ModSecurity is a plugin for Apache web servers which functions as a web app layer firewall. It is employed to prevent attacks toward script-driven sites by employing security rules which contain particular expressions. In this way, the firewall can prevent hacking and spamming attempts and protect even websites which are not updated often. For instance, numerous unsuccessful login attempts to a script administrator area or attempts to execute a certain file with the objective to get access to the script will trigger particular rules, so ModSecurity shall block out these activities the minute it discovers them. The firewall is very efficient because it monitors the whole HTTP traffic to an Internet site in real time without slowing it down, so it could stop an attack before any damage is done. It also keeps a very comprehensive log of all attack attempts that contains more info than conventional Apache logs, so you could later examine the data and take additional measures to enhance the security of your sites if required.

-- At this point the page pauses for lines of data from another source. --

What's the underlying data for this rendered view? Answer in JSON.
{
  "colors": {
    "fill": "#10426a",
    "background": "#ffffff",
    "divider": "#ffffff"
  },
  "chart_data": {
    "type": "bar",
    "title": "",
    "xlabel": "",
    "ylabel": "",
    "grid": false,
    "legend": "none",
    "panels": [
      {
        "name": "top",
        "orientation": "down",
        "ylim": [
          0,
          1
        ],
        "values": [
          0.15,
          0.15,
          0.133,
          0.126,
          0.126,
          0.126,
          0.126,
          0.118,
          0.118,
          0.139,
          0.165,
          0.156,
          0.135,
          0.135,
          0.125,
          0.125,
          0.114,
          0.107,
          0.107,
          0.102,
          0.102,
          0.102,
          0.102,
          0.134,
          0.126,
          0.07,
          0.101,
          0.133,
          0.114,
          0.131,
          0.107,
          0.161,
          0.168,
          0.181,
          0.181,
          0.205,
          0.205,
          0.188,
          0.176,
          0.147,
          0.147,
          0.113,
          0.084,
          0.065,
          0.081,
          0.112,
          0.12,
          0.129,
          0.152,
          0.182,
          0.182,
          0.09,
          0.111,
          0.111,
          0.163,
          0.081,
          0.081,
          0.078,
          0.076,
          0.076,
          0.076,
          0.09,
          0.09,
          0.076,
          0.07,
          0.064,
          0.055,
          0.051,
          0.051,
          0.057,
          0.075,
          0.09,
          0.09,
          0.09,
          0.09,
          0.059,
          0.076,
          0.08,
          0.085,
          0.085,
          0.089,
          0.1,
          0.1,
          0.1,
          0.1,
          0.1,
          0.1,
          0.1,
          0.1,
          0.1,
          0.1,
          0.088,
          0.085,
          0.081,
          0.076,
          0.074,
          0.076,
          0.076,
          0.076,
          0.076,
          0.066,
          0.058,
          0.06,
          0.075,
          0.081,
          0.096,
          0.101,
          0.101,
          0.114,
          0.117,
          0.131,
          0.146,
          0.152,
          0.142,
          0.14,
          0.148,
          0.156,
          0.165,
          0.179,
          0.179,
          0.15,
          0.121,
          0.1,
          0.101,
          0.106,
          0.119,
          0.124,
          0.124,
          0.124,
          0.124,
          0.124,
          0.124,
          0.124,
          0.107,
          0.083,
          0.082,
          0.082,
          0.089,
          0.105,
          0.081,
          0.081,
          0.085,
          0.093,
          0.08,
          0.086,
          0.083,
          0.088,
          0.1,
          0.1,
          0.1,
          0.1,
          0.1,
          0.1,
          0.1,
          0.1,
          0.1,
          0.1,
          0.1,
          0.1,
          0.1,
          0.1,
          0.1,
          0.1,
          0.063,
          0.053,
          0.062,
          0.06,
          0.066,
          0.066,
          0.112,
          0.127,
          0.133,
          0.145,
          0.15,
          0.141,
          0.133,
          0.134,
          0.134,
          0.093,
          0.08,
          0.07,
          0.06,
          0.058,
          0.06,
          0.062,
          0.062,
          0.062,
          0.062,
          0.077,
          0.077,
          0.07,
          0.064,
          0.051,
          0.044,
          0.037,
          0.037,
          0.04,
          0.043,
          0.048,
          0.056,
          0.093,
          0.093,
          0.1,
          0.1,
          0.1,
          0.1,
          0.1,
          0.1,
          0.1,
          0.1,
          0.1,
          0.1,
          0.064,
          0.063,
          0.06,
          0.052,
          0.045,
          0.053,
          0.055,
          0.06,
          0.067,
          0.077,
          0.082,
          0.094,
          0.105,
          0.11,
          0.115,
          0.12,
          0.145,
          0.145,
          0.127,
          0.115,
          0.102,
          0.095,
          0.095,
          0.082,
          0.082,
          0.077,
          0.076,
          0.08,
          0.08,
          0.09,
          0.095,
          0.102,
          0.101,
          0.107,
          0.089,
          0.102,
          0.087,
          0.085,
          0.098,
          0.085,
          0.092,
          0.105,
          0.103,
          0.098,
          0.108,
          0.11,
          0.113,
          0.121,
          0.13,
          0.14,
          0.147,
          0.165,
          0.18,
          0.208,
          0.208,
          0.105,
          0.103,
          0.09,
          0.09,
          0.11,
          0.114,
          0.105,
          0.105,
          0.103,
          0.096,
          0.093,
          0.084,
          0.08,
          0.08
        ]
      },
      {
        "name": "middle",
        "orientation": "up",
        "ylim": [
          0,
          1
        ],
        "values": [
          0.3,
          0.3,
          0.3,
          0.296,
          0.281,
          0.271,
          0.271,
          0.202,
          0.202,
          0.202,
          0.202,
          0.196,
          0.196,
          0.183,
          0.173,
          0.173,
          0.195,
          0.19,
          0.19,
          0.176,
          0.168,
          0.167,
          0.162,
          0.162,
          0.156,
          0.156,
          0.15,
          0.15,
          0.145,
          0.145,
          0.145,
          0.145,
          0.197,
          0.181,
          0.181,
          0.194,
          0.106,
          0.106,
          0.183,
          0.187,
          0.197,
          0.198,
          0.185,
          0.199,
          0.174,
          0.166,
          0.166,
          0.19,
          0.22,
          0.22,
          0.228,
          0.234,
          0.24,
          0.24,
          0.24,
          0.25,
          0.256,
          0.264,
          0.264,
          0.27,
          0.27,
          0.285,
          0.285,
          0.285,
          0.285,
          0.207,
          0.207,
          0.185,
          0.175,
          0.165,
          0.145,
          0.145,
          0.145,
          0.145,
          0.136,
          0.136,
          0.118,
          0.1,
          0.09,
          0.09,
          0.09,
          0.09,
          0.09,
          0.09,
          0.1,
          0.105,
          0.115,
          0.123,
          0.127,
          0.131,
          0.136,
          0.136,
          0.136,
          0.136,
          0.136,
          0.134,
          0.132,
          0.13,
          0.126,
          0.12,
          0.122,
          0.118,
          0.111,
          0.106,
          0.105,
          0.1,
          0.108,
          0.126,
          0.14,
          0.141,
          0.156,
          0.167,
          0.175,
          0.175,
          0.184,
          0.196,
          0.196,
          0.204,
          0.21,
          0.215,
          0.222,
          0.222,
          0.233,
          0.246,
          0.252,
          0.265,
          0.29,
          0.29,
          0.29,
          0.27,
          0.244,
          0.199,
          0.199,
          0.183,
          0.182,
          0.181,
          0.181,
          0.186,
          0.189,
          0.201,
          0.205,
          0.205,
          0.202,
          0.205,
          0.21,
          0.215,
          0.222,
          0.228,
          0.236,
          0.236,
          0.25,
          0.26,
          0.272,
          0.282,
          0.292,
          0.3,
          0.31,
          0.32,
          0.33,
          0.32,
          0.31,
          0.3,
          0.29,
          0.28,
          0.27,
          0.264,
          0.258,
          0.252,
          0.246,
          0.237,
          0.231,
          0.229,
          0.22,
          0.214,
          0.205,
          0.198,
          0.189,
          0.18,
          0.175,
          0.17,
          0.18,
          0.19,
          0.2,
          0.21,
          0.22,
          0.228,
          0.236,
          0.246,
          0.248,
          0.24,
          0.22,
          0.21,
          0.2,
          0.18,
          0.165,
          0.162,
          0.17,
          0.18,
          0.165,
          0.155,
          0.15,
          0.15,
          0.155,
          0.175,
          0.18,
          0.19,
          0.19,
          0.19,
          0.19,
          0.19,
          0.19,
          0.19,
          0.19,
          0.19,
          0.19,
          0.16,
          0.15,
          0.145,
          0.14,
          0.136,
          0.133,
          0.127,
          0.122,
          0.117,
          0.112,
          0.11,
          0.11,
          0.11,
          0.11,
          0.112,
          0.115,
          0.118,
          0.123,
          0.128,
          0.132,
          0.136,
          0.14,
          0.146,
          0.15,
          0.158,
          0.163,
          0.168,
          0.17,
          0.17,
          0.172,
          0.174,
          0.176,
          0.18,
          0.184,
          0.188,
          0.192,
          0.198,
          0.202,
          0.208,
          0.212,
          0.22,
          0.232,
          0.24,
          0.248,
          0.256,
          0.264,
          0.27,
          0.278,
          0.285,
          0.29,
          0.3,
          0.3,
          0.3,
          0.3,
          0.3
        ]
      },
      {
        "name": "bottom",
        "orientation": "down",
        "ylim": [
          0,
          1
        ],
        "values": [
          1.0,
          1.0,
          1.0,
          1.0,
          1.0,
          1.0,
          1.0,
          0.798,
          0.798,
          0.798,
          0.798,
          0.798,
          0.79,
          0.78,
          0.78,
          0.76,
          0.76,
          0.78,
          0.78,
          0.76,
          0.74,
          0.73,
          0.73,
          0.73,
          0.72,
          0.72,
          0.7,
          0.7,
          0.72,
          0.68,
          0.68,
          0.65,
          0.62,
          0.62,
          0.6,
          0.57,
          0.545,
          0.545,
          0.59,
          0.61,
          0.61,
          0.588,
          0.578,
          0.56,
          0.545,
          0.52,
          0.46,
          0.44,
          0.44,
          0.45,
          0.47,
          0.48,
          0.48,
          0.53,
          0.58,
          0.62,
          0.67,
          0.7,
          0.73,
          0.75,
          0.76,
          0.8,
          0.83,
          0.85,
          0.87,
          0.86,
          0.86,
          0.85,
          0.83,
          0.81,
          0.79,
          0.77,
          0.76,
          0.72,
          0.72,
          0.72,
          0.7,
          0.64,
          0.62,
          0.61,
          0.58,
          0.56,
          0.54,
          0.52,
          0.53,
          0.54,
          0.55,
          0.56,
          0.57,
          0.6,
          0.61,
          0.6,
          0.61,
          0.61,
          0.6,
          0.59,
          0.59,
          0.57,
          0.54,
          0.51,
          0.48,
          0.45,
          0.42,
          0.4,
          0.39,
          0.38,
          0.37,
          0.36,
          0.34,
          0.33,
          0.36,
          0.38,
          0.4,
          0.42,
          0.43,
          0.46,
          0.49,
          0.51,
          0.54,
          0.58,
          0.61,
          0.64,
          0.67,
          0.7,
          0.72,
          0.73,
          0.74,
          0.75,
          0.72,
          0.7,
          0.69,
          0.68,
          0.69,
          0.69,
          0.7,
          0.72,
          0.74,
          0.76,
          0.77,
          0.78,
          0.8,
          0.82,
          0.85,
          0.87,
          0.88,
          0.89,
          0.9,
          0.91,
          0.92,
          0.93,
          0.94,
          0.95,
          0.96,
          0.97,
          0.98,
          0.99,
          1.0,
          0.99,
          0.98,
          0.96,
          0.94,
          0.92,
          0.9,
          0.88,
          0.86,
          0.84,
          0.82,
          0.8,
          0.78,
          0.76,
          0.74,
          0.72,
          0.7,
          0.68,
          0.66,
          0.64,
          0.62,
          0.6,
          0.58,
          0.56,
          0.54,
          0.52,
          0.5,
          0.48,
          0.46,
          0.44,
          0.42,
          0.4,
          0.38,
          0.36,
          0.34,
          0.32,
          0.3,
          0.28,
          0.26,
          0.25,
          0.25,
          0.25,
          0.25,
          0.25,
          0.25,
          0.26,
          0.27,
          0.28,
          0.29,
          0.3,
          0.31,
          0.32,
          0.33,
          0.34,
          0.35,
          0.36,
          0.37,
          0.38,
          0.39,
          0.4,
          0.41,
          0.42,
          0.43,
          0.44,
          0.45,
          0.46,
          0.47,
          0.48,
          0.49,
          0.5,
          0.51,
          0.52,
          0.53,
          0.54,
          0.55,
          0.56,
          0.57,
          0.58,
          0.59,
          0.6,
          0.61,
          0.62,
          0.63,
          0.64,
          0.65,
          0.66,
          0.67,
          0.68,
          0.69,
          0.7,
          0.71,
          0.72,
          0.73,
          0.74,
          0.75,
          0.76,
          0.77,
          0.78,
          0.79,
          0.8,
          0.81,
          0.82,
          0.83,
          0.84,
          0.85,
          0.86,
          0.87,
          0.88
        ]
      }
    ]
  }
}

ModSecurity in Website Hosting

ModSecurity is available on all website hosting web servers, so when you decide to host your Internet sites with our company, they'll be protected against an array of attacks. The firewall is turned on by default for all domains and subdomains, so there shall be nothing you shall need to do on your end. You will be able to stop ModSecurity for any website if necessary, or to enable a detection mode, so all activity shall be recorded, but the firewall won't take any real action. You will be able to view comprehensive logs from your Hepsia Control Panel including the IP address where the attack came from, what the attacker wanted to do and how ModSecurity dealt with the threat. Since we take the security of our customers' websites very seriously, we use a collection of commercial rules which we get from one of the top companies which maintain this type of rules. Our admins also include custom rules to make certain that your websites shall be protected against as many threats as possible.

ModSecurity in Semi-dedicated Hosting

Any web app which you install inside your new semi-dedicated hosting account shall be protected by ModSecurity since the firewall comes with all our hosting plans and is activated by default for any domain and subdomain that you include or create via your Hepsia hosting Control Panel. You'll be able to manage ModSecurity through a dedicated area inside Hepsia where not simply can you activate or deactivate it entirely, but you could also switch on a passive mode, so the firewall won't stop anything, but it'll still keep a record of possible attacks. This takes just a mouse click and you will be able to look at the logs no matter if ModSecurity is in active or passive mode through the same section - what the attack was and where it came from, how it was taken care of, etcetera. The firewall uses two groups of rules on our machines - a commercial one which we get from a third-party web security company and a custom one that our administrators update manually in order to respond to recently discovered threats immediately.

ModSecurity in VPS Web Hosting

ModSecurity is provided with all Hepsia-based virtual private servers that we offer and it shall be activated automatically for any new domain or subdomain that you include on the hosting server. That way, any web app you install shall be protected right away without doing anything personally on your end. The firewall may be handled through the section of the Control Panel which bears the same name. This is the place whereyou'll be able to turn off ModSecurity or let its passive mode, so it will not take any action toward threats, but shall still maintain a comprehensive log. The recorded data is available within the same area as well and you'll be able to see what IPs any attacks came from to enable you to stop them, what the nature of the attempted attacks was and in accordance with what security rules ModSecurity reacted. The rules which we employ on our servers are a mix between commercial ones which we obtain from a security organization and custom ones that are added by our admins to optimize the protection of any web apps hosted on our end.

ModSecurity in Dedicated Servers Hosting

ModSecurity comes with all dedicated servers which are integrated with our Hepsia Control Panel and you'll not have to do anything specific on your end to employ it because it's activated by default whenever you include a new domain or subdomain on your hosting server. In the event that it interferes with any of your applications, you'll be able to stop it via the respective area of Hepsia, or you may leave it working in passive mode, so it shall recognize attacks and shall still keep a log for them, but shall not block them. You can look at the logs later to determine what you can do to improve the protection of your sites since you'll find details such as where an intrusion attempt originated from, what Internet site was attacked and based upon what rule ModSecurity responded, and so on. The rules that we employ are commercial, therefore they are frequently updated by a security firm, but to be on the safe side, our admins also include custom rules every now and then in order to deal with any new threats they have found.